The current theory of particle physics – called the Standard Model – renders excellent services when describing processes in the microcosm. The Model contains many gaps, however. It raises questions that a comprehensive theory of the building blocks and forces in the universe should actually answer. What exactly are the unknown dark matter and dark energy, which make up 96 percent of the universe? Why is there more matter than antimatter in the cosmos? What did the universe look like in the first second after the big bang? Are there more than three dimensions of space?

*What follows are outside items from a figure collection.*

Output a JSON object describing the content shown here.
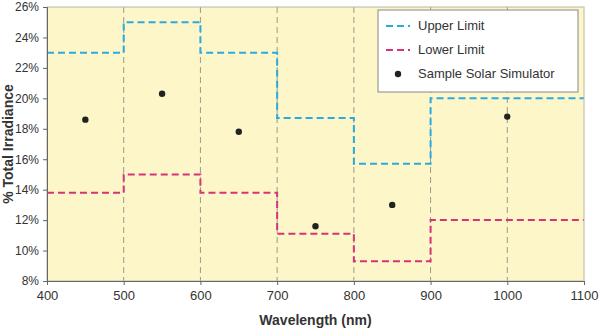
{
  "chart_data": {
    "type": "line",
    "x_label": "Wavelength (nm)",
    "y_label": "% Total Irradiance",
    "xlim": [
      400,
      1100
    ],
    "xticks": [
      400,
      500,
      600,
      700,
      800,
      900,
      1000,
      1100
    ],
    "ylim": [
      8,
      26
    ],
    "yticks": [
      {
        "value": 8,
        "label": "8%"
      },
      {
        "value": 10,
        "label": "10%"
      },
      {
        "value": 12,
        "label": "12%"
      },
      {
        "value": 14,
        "label": "14%"
      },
      {
        "value": 16,
        "label": "16%"
      },
      {
        "value": 18,
        "label": "18%"
      },
      {
        "value": 20,
        "label": "20%"
      },
      {
        "value": 22,
        "label": "22%"
      },
      {
        "value": 24,
        "label": "24%"
      },
      {
        "value": 26,
        "label": "26%"
      }
    ],
    "grid": true,
    "legend": "upper right",
    "series": [
      {
        "name": "Upper Limit",
        "type": "step",
        "color": "#29aae1",
        "line_style": "dashed",
        "x": [
          400,
          500,
          600,
          700,
          800,
          900,
          1100
        ],
        "values": [
          23,
          25,
          23,
          18.7,
          15.7,
          20,
          20
        ]
      },
      {
        "name": "Lower Limit",
        "type": "step",
        "color": "#d6337a",
        "line_style": "dashed",
        "x": [
          400,
          500,
          600,
          700,
          800,
          900,
          1100
        ],
        "values": [
          13.8,
          15,
          13.8,
          11.1,
          9.3,
          12,
          12
        ]
      },
      {
        "name": "Sample Solar Simulator",
        "type": "scatter",
        "color": "#222222",
        "marker": "circle",
        "x": [
          450,
          550,
          650,
          750,
          850,
          1000
        ],
        "values": [
          18.6,
          20.3,
          17.8,
          11.6,
          13,
          18.8
        ]
      }
    ]
  }
}
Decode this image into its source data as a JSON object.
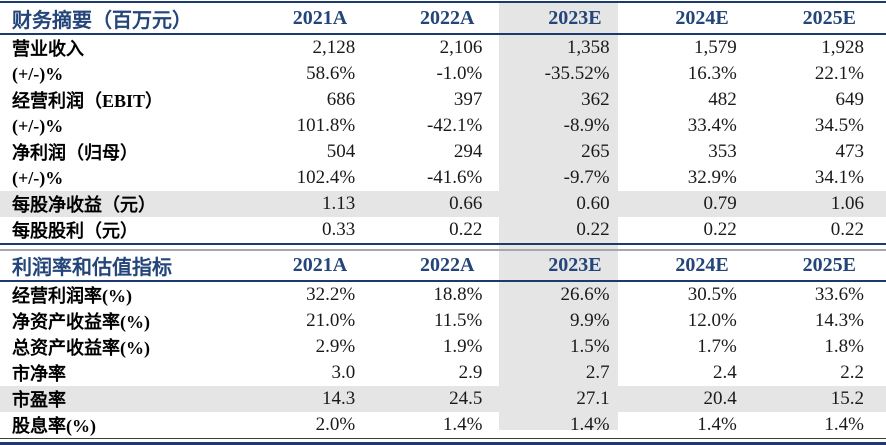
{
  "columns": [
    "2021A",
    "2022A",
    "2023E",
    "2024E",
    "2025E"
  ],
  "highlight": {
    "column": "2023E",
    "column_index": 2,
    "band_color": "#E5E5E5"
  },
  "colors": {
    "header_text_navy": "#234579",
    "rule_navy": "#1C3A6B",
    "rule_gray": "#A3A9B0",
    "body_text": "#1A1A1A",
    "row_highlight_gray": "#E5E5E5"
  },
  "tables": [
    {
      "title": "财务摘要（百万元）",
      "rows": [
        {
          "label": "营业收入",
          "values": [
            "2,128",
            "2,106",
            "1,358",
            "1,579",
            "1,928"
          ],
          "highlight": false
        },
        {
          "label": "(+/-)%",
          "values": [
            "58.6%",
            "-1.0%",
            "-35.52%",
            "16.3%",
            "22.1%"
          ],
          "highlight": false
        },
        {
          "label": "经营利润（EBIT）",
          "values": [
            "686",
            "397",
            "362",
            "482",
            "649"
          ],
          "highlight": false
        },
        {
          "label": "(+/-)%",
          "values": [
            "101.8%",
            "-42.1%",
            "-8.9%",
            "33.4%",
            "34.5%"
          ],
          "highlight": false
        },
        {
          "label": "净利润（归母）",
          "values": [
            "504",
            "294",
            "265",
            "353",
            "473"
          ],
          "highlight": false
        },
        {
          "label": "(+/-)%",
          "values": [
            "102.4%",
            "-41.6%",
            "-9.7%",
            "32.9%",
            "34.1%"
          ],
          "highlight": false
        },
        {
          "label": "每股净收益（元）",
          "values": [
            "1.13",
            "0.66",
            "0.60",
            "0.79",
            "1.06"
          ],
          "highlight": true
        },
        {
          "label": "每股股利（元）",
          "values": [
            "0.33",
            "0.22",
            "0.22",
            "0.22",
            "0.22"
          ],
          "highlight": false
        }
      ]
    },
    {
      "title": "利润率和估值指标",
      "rows": [
        {
          "label": "经营利润率(%)",
          "values": [
            "32.2%",
            "18.8%",
            "26.6%",
            "30.5%",
            "33.6%"
          ],
          "highlight": false
        },
        {
          "label": "净资产收益率(%)",
          "values": [
            "21.0%",
            "11.5%",
            "9.9%",
            "12.0%",
            "14.3%"
          ],
          "highlight": false
        },
        {
          "label": "总资产收益率(%)",
          "values": [
            "2.9%",
            "1.9%",
            "1.5%",
            "1.7%",
            "1.8%"
          ],
          "highlight": false
        },
        {
          "label": "市净率",
          "values": [
            "3.0",
            "2.9",
            "2.7",
            "2.4",
            "2.2"
          ],
          "highlight": false
        },
        {
          "label": "市盈率",
          "values": [
            "14.3",
            "24.5",
            "27.1",
            "20.4",
            "15.2"
          ],
          "highlight": true
        },
        {
          "label": "股息率(%)",
          "values": [
            "2.0%",
            "1.4%",
            "1.4%",
            "1.4%",
            "1.4%"
          ],
          "highlight": false
        }
      ]
    }
  ]
}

Thanks to the record energies provided by the LHC, physicists hope to be able to answer a whole range of these questions. Using the LHC's high-energy particle collisions, the researchers effectively recreate the conditions that prevailed in the universe tiny fractions of a second after the big bang. The LHC thus acts like a time machine that enables the physicists to look back billions of years into the past to the very beginning of our universe.

The discovery of the Higgs boson

Two years after the start of data taking, the LHC experiments reported a spectacular success: In 2012, they announced the discovery of the Higgs particle, which physicists had sought for nearly 50 years. In the 1960s, the Scottish physicist Peter Higgs and others proposed a theory that explains how elementary particles acquire their mass. According to what became known as the Higgs mechanism, the cosmos is permeated by a special field that operates in a manner similar to honey when a spoon moves through it: It offers the particles due resistance and thereby makes them “heavy”. With the sensational discovery of the associated Higgs boson, the LHC experiments confirmed that the Higgs mechanism does indeed adequately describe the process by which elementary particles acquire their mass. In the fall of 2013, the Belgian physicist François Englert and Peter Higgs were awarded the Nobel Prize in Physics for their prediction.

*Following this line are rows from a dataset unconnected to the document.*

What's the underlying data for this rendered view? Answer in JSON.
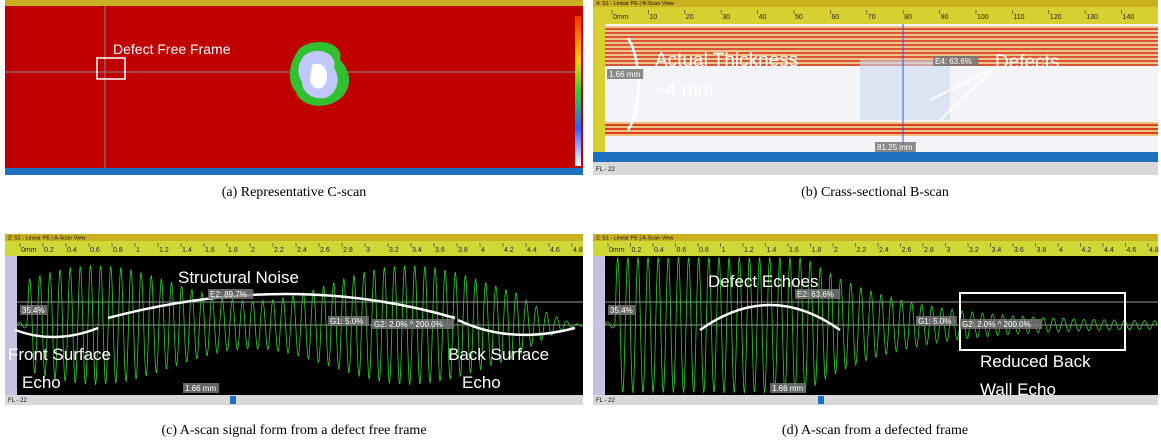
{
  "panels": [
    {
      "annotation": "Defect Free Frame",
      "caption": "(a) Representative C-scan"
    },
    {
      "window_title": "4: S1 - Linear PE | B-Scan View",
      "ruler": [
        "0mm",
        "10",
        "20",
        "30",
        "40",
        "50",
        "60",
        "70",
        "80",
        "90",
        "100",
        "110",
        "120",
        "130",
        "140"
      ],
      "annotations": [
        "Actual Thickness",
        "~4 mm",
        "Defects"
      ],
      "readouts": [
        "1.66 mm",
        "E4: 63.6%",
        "81.25 mm"
      ],
      "footer": "FL - 22",
      "caption": "(b) Crass-sectional B-scan"
    },
    {
      "window_title": "2: S1 - Linear PE | A-Scan View",
      "ruler": [
        "0mm",
        "0.2",
        "0.4",
        "0.6",
        "0.8",
        "1",
        "1.2",
        "1.4",
        "1.6",
        "1.8",
        "2",
        "2.2",
        "2.4",
        "2.6",
        "2.8",
        "3",
        "3.2",
        "3.4",
        "3.6",
        "3.8",
        "4",
        "4.2",
        "4.4",
        "4.6",
        "4.8"
      ],
      "annotations": [
        "Structural Noise",
        "Front Surface",
        "Echo",
        "Back Surface",
        "Echo"
      ],
      "readouts": [
        "35.4%",
        "E2: 89.7%",
        "G1: 5.0%",
        "G2: 2.0% ^ 200.0%",
        "1.66 mm"
      ],
      "footer": "FL - 22",
      "caption": "(c) A-scan signal form from a defect free frame"
    },
    {
      "window_title": "2: S1 - Linear PE | A-Scan View",
      "ruler": [
        "0mm",
        "0.2",
        "0.4",
        "0.6",
        "0.8",
        "1",
        "1.2",
        "1.4",
        "1.6",
        "1.8",
        "2",
        "2.2",
        "2.4",
        "2.6",
        "2.8",
        "3",
        "3.2",
        "3.4",
        "3.6",
        "3.8",
        "4",
        "4.2",
        "4.4",
        "4.6",
        "4.8"
      ],
      "annotations": [
        "Defect Echoes",
        "Reduced Back",
        "Wall Echo"
      ],
      "readouts": [
        "35.4%",
        "E2: 63.6%",
        "G1: 5.0%",
        "G2: 2.0% ^ 200.0%",
        "1.66 mm"
      ],
      "footer": "FL - 22",
      "caption": "(d) A-scan from a defected frame"
    }
  ]
}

The LHC researchers are now striving to precisely determine the properties of the new particle. They aim to find out whether it is exactly the Higgs boson predicted by the Standard Model, or whether it might have other properties that could hint at “new physics” beyond the Standard Model.

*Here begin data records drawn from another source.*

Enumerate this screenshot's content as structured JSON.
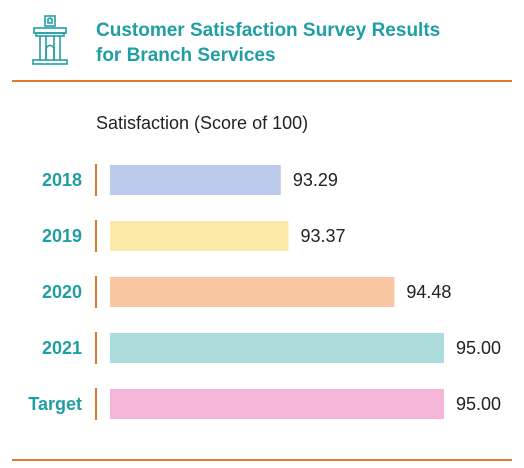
{
  "header": {
    "title_line1": "Customer Satisfaction Survey Results",
    "title_line2": "for Branch Services",
    "icon": "bank-building-icon"
  },
  "colors": {
    "accent": "#1f9ea3",
    "rule": "#e07a2e"
  },
  "chart_data": {
    "type": "bar",
    "orientation": "horizontal",
    "subtitle": "Satisfaction (Score of 100)",
    "categories": [
      "2018",
      "2019",
      "2020",
      "2021",
      "Target"
    ],
    "values": [
      93.29,
      93.37,
      94.48,
      95.0,
      95.0
    ],
    "value_labels": [
      "93.29",
      "93.37",
      "94.48",
      "95.00",
      "95.00"
    ],
    "bar_colors": [
      "#bccbec",
      "#fdeaa8",
      "#f8c6a0",
      "#acdcdc",
      "#f5b5d6"
    ],
    "xlim": [
      91.5,
      95.0
    ],
    "grid": false,
    "legend": "none"
  }
}
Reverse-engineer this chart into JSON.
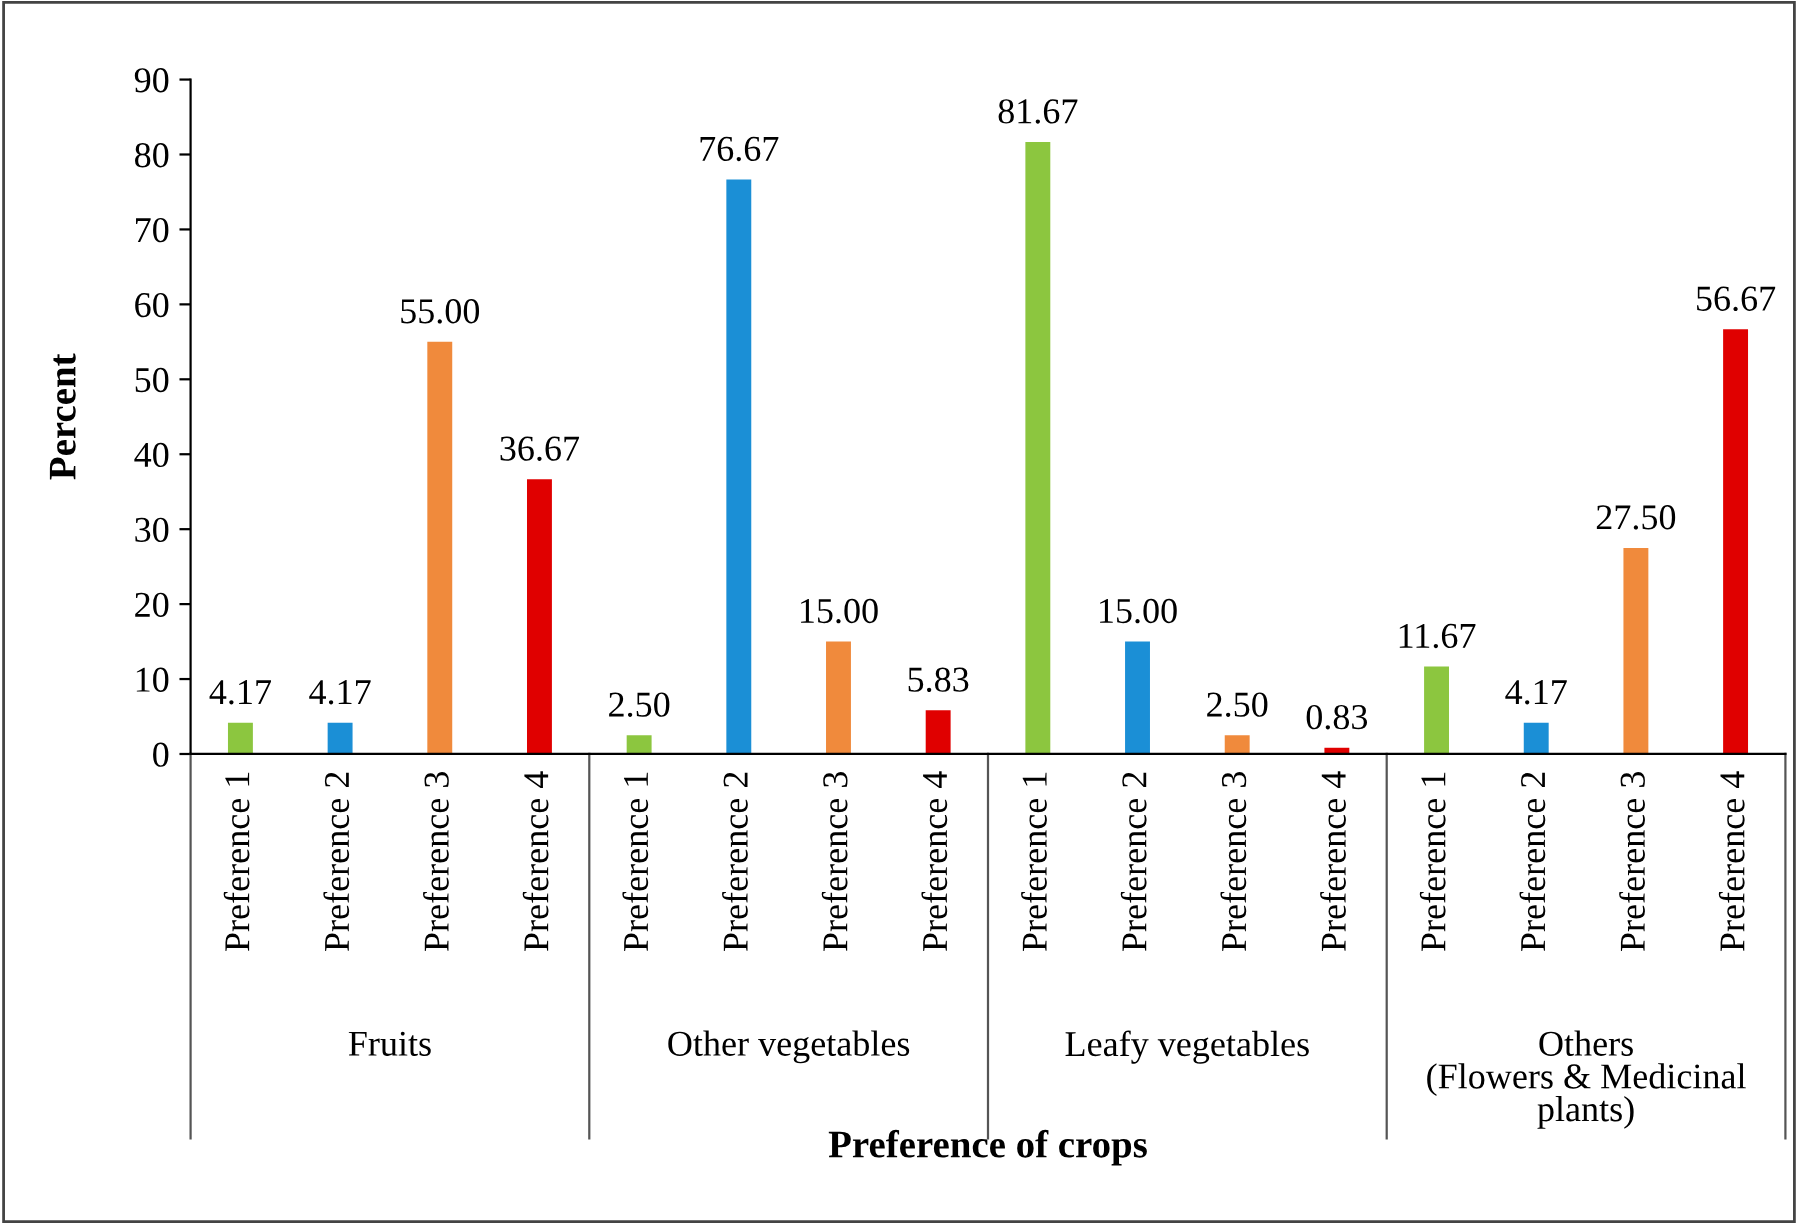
{
  "chart_data": {
    "type": "bar",
    "categories": [
      "Preference 1",
      "Preference 2",
      "Preference 3",
      "Preference 4",
      "Preference 1",
      "Preference 2",
      "Preference 3",
      "Preference 4",
      "Preference 1",
      "Preference 2",
      "Preference 3",
      "Preference 4",
      "Preference 1",
      "Preference 2",
      "Preference 3",
      "Preference 4"
    ],
    "values": [
      4.17,
      4.17,
      55.0,
      36.67,
      2.5,
      76.67,
      15.0,
      5.83,
      81.67,
      15.0,
      2.5,
      0.83,
      11.67,
      4.17,
      27.5,
      56.67
    ],
    "colors": [
      "#8cc63f",
      "#1b8fd6",
      "#f08a3c",
      "#e00000",
      "#8cc63f",
      "#1b8fd6",
      "#f08a3c",
      "#e00000",
      "#8cc63f",
      "#1b8fd6",
      "#f08a3c",
      "#e00000",
      "#8cc63f",
      "#1b8fd6",
      "#f08a3c",
      "#e00000"
    ],
    "value_labels": [
      "4.17",
      "4.17",
      "55.00",
      "36.67",
      "2.50",
      "76.67",
      "15.00",
      "5.83",
      "81.67",
      "15.00",
      "2.50",
      "0.83",
      "11.67",
      "4.17",
      "27.50",
      "56.67"
    ],
    "annotations": [
      "Fruits",
      "Other vegetables",
      "Leafy vegetables",
      "Others\n(Flowers & Medicinal\nplants)"
    ],
    "xlabel": "Preference of crops",
    "ylabel": "Percent",
    "ylim": [
      0,
      90
    ],
    "yticks": [
      0,
      10,
      20,
      30,
      40,
      50,
      60,
      70,
      80,
      90
    ],
    "grid": false,
    "legend": false
  }
}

From SUSY particles to extra dimensions

The largest scientific machine in the world could also detect entirely different, so far merely speculative phenomena. One fascinating result would be the discovery of supersymmetric, or SUSY, particles. These could play a major role in the universe, as they could possibly explain what the mysterious dark matter in the universe is made of, which holds the galaxies together like invisible glue by virtue of its gravity. The LHC might also provide evidence that our world has more to offer than three dimensions of space and one of time. The cosmos could instead have significantly more dimensions. These would be so well hidden, however, that a superaccelerator like the LHC is required to even detect signs of their existence.